Covered California’s Scullary says it’s not likely – but he didn’t rule it out. “I suppose that’s possible but certainly… the health insurance companies will have a reconciliation with the IRS just as we do and all the information is going to have to align,” he says. Scullary says the federal government disburses the subsidy dollars to the health insurance companies, based on reports they get from Covered California.
So what should consumers do if they received a postcard or believe their tax form is wrong?
There are three categories of consumers that we are talking about here. For the record, we are not talking about those who received a correct form and who can go ahead and file taxes.
-Consumers who received a correction postcard from Covered California and who have not filed taxes, should wait for the new tax form before filing their taxes, says Scullary.
-Those who received a correction postcard from Covered California after filing their taxes, should wait for Covered California to send them the corrected form. Then, they should take it to their tax agent to find out if they need to amend their taxes, the agency says.
-The third group are households who did not receive a postcard but believe their tax form is incorrect. Covered California says they should submit a dispute form and explain the discrepancies between the agency’s form and their personal records. Covered California says it will review and respond to all disputes.

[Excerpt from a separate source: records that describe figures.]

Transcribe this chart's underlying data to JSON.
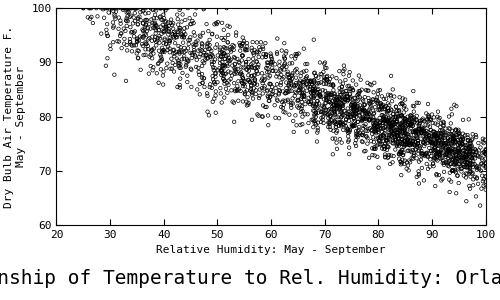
{
  "title": "Relationship of Temperature to Rel. Humidity: Orlando, FL",
  "xlabel": "Relative Humidity: May - September",
  "ylabel": "Dry Bulb Air Temperature F.\nMay - September",
  "xlim": [
    20,
    100
  ],
  "ylim": [
    60,
    100
  ],
  "xticks": [
    20,
    30,
    40,
    50,
    60,
    70,
    80,
    90,
    100
  ],
  "yticks": [
    60,
    70,
    80,
    90,
    100
  ],
  "marker": "o",
  "marker_size": 2.5,
  "marker_facecolor": "none",
  "marker_edgecolor": "#000000",
  "marker_linewidth": 0.5,
  "background_color": "#ffffff",
  "seed": 42,
  "n_points": 2500,
  "title_fontsize": 14,
  "label_fontsize": 8,
  "tick_fontsize": 8
}
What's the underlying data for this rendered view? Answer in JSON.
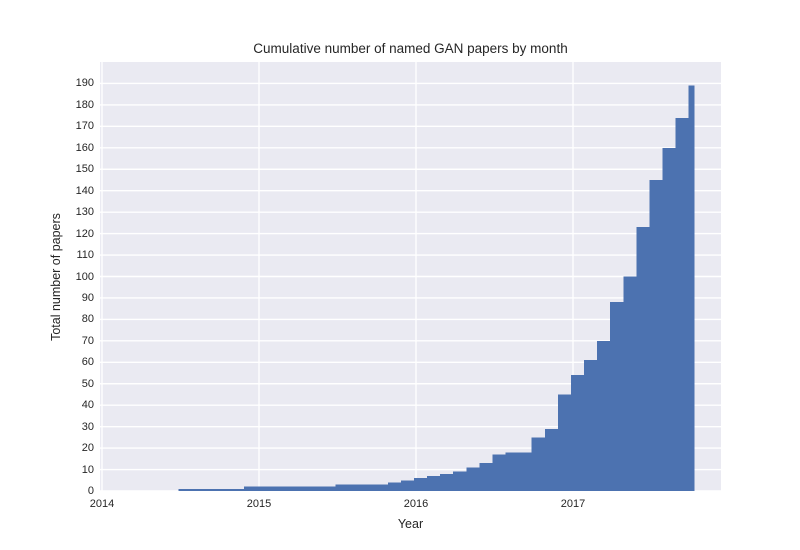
{
  "figure": {
    "title": "Cumulative number of named GAN papers by month",
    "xlabel": "Year",
    "ylabel": "Total number of papers"
  },
  "chart_data": {
    "type": "bar",
    "title": "Cumulative number of named GAN papers by month",
    "xlabel": "Year",
    "ylabel": "Total number of papers",
    "legend": "none",
    "grid": "on",
    "style": "seaborn-darkgrid",
    "panel_color": "#eaeaf2",
    "grid_color": "#ffffff",
    "bar_color": "#4c72b0",
    "text_color": "#262626",
    "ylim": [
      0,
      200
    ],
    "y_ticks": [
      0,
      10,
      20,
      30,
      40,
      50,
      60,
      70,
      80,
      90,
      100,
      110,
      120,
      130,
      140,
      150,
      160,
      170,
      180,
      190
    ],
    "x_tick_labels": [
      "2014",
      "2015",
      "2016",
      "2017"
    ],
    "months": [
      "2014-06",
      "2014-07",
      "2014-08",
      "2014-09",
      "2014-10",
      "2014-11",
      "2014-12",
      "2015-01",
      "2015-02",
      "2015-03",
      "2015-04",
      "2015-05",
      "2015-06",
      "2015-07",
      "2015-08",
      "2015-09",
      "2015-10",
      "2015-11",
      "2015-12",
      "2016-01",
      "2016-02",
      "2016-03",
      "2016-04",
      "2016-05",
      "2016-06",
      "2016-07",
      "2016-08",
      "2016-09",
      "2016-10",
      "2016-11",
      "2016-12",
      "2017-01",
      "2017-02",
      "2017-03",
      "2017-04",
      "2017-05",
      "2017-06",
      "2017-07",
      "2017-08",
      "2017-09"
    ],
    "cumulative_values": [
      1,
      1,
      1,
      1,
      1,
      2,
      2,
      2,
      2,
      2,
      2,
      2,
      3,
      3,
      3,
      3,
      4,
      5,
      6,
      7,
      8,
      9,
      11,
      13,
      17,
      18,
      18,
      25,
      29,
      45,
      54,
      61,
      70,
      88,
      100,
      123,
      145,
      160,
      174,
      189
    ]
  }
}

I hear the IRS is giving people who used the federal exchange a break. Does that mean we get
one too?
No, Californians are not included. It’s true that the federal government announced that those who already filed taxes using erroneous forms do
not have to file amend returns, even if they owe more. But that applies only to people who used the federal exchange.
So California taxpayers, if you already filed your taxes you have to wait for the corrected form and file an amended return if you determine that the amount you owe has changed.